It is perhaps a cliché to observe that solving the environmental issues of the 21st century will require creativity, but the reverse is also true. For professionals in design or the visual and performing arts, the modern environmental movement is a source of both professional challenge and increasing opportunity.
Moderated by Jean Ponzi, host of the environmental program Earthworms on KDHX 88.1, the event will feature participants from a wide range of fields — including architecture, textiles, film and media studies, landscape architecture and the performing arts — discussing the practical and academic connections between the arts and the environment.
“It is my hope that the interdisciplinary perspective of this colloquium will spark cross-disciplinary discussions in which the arts and the sciences can become collaborators,” says Ann Rothery, program coordinator for Edison, who organized the event.

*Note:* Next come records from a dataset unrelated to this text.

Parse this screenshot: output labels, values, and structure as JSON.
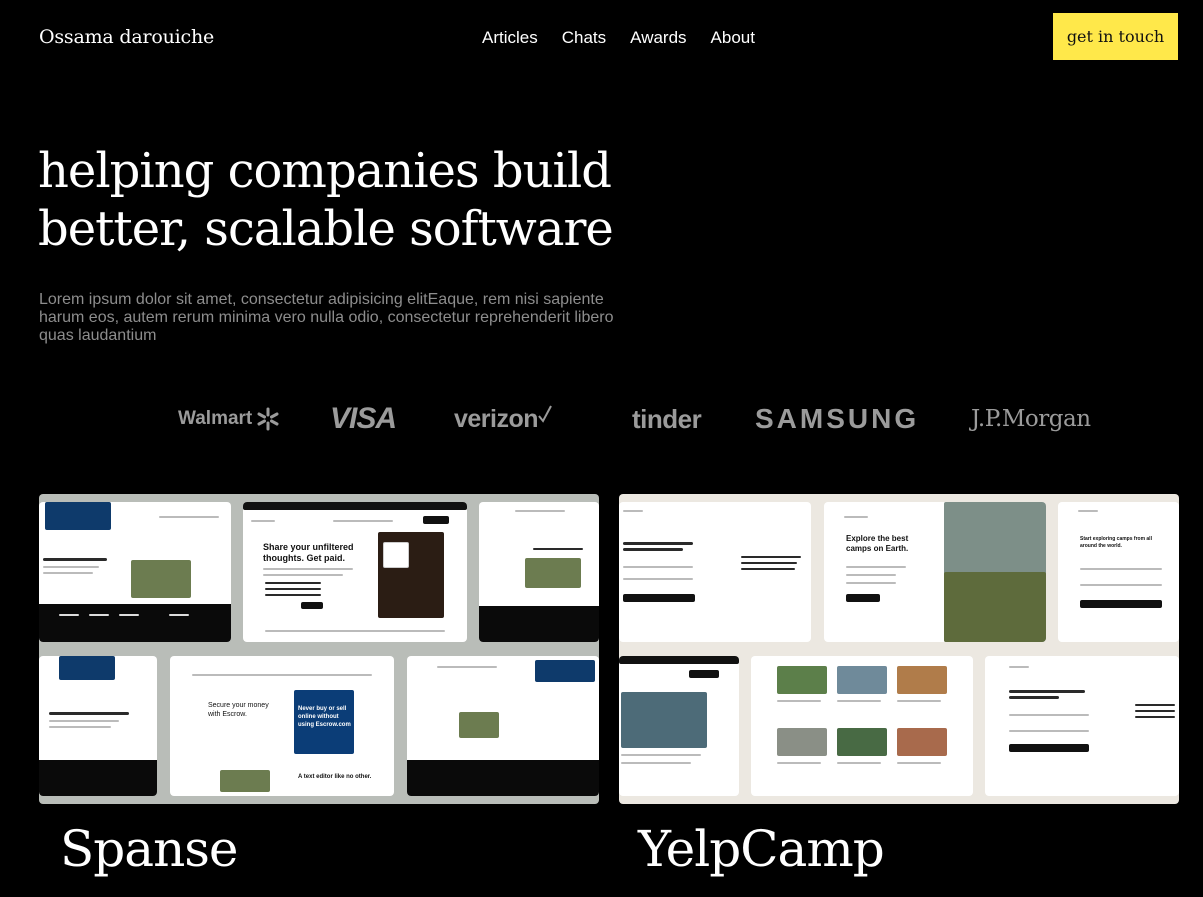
{
  "header": {
    "brand": "Ossama darouiche",
    "nav": [
      "Articles",
      "Chats",
      "Awards",
      "About"
    ],
    "cta_label": "get in touch",
    "cta_color": "#ffe84a"
  },
  "hero": {
    "title_line1": "helping companies build",
    "title_line2": "better, scalable software",
    "subtitle": "Lorem ipsum dolor sit amet, consectetur adipisicing elitEaque, rem nisi sapiente harum eos, autem rerum minima vero nulla odio, consectetur reprehenderit libero quas laudantium"
  },
  "clients": {
    "walmart": "Walmart",
    "visa": "VISA",
    "verizon": "verizon",
    "tinder": "tinder",
    "samsung": "SAMSUNG",
    "jpmorgan": "J.P.Morgan"
  },
  "projects": [
    {
      "title": "Spanse",
      "mockup": {
        "hero_line1": "Share your unfiltered",
        "hero_line2": "thoughts. Get paid.",
        "phone_line1": "Never buy or sell",
        "phone_line2": "online without",
        "phone_line3": "using Escrow.com",
        "secure_line1": "Secure your money",
        "secure_line2": "with Escrow.",
        "editor_heading": "A text editor like no other."
      }
    },
    {
      "title": "YelpCamp",
      "mockup": {
        "heading_line1": "Explore the best",
        "heading_line2": "camps on Earth.",
        "signup_line1": "Start exploring camps from all",
        "signup_line2": "around the world."
      }
    }
  ]
}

“The environmental problems we face will not be solved through technology alone,” Rothery says. “They will require a change in values, and the arts’ capacity to connect us to our environment and to one another is emerging as an important tool.”
The panel is part of a series of events sponsored by Edison and the Office of Sustainability exploring environmentalism and the arts.
Panelists will include:
Pannill Camp, PhD, assistant professor in the Performing Arts Department in Arts & Sciences. Camp studies performance theory, theater architecture and the historiography of modern western theater. He is currently completing a manuscript titled The First Frame: A Cultural History of Enlightenment Theatre Space.
Jenny Murphy, founder and executive director of Perennial, a St. Louis community workshop and store that offers educational programming in creative reuse as well as eco-friendly supplies and home furnishings.
Hannah Roth, lecturer in architecture in the Sam Fox School of Design & Visual Arts. Roth is co-director of the school’s Materials Resource Center and project director for a study analyzing materials sustainability standards, which recently received an Academic Venture Fund grant from the Brookings Institution and Washington University.
Hunter Vaughan, lecturer in Film and Media Studies in Arts & Sciences and author of Where Film Meets Philosophy: Godard, Resnais, and Experiments in Cinematic Thinking. His research interests, among others, include culture and the environment.
Robin Verhage-Abrams, associate professor of fashion in the Sam Fox School of Design & Visual Arts. In addition to teaching textiles and fashion illustration, Verhage-Abrams recently received a Kauffman Foundation Grant to develop studies in sustainable textile design.
Natalie Yates, assistant professor in the Sam Fox School’s new Master of Landscape Architecture Program. Yates’ scholarly work revolves around the intersections between transitional environments, evolving technology and adaptable human experience.
“Environmentalism and the Arts” is free and open to the public and takes place in Edison Theatre, located in the Mallinckrodt Center, 6445 Forsyth Blvd. A reception will immediately follow in the Schoenberg Gallery.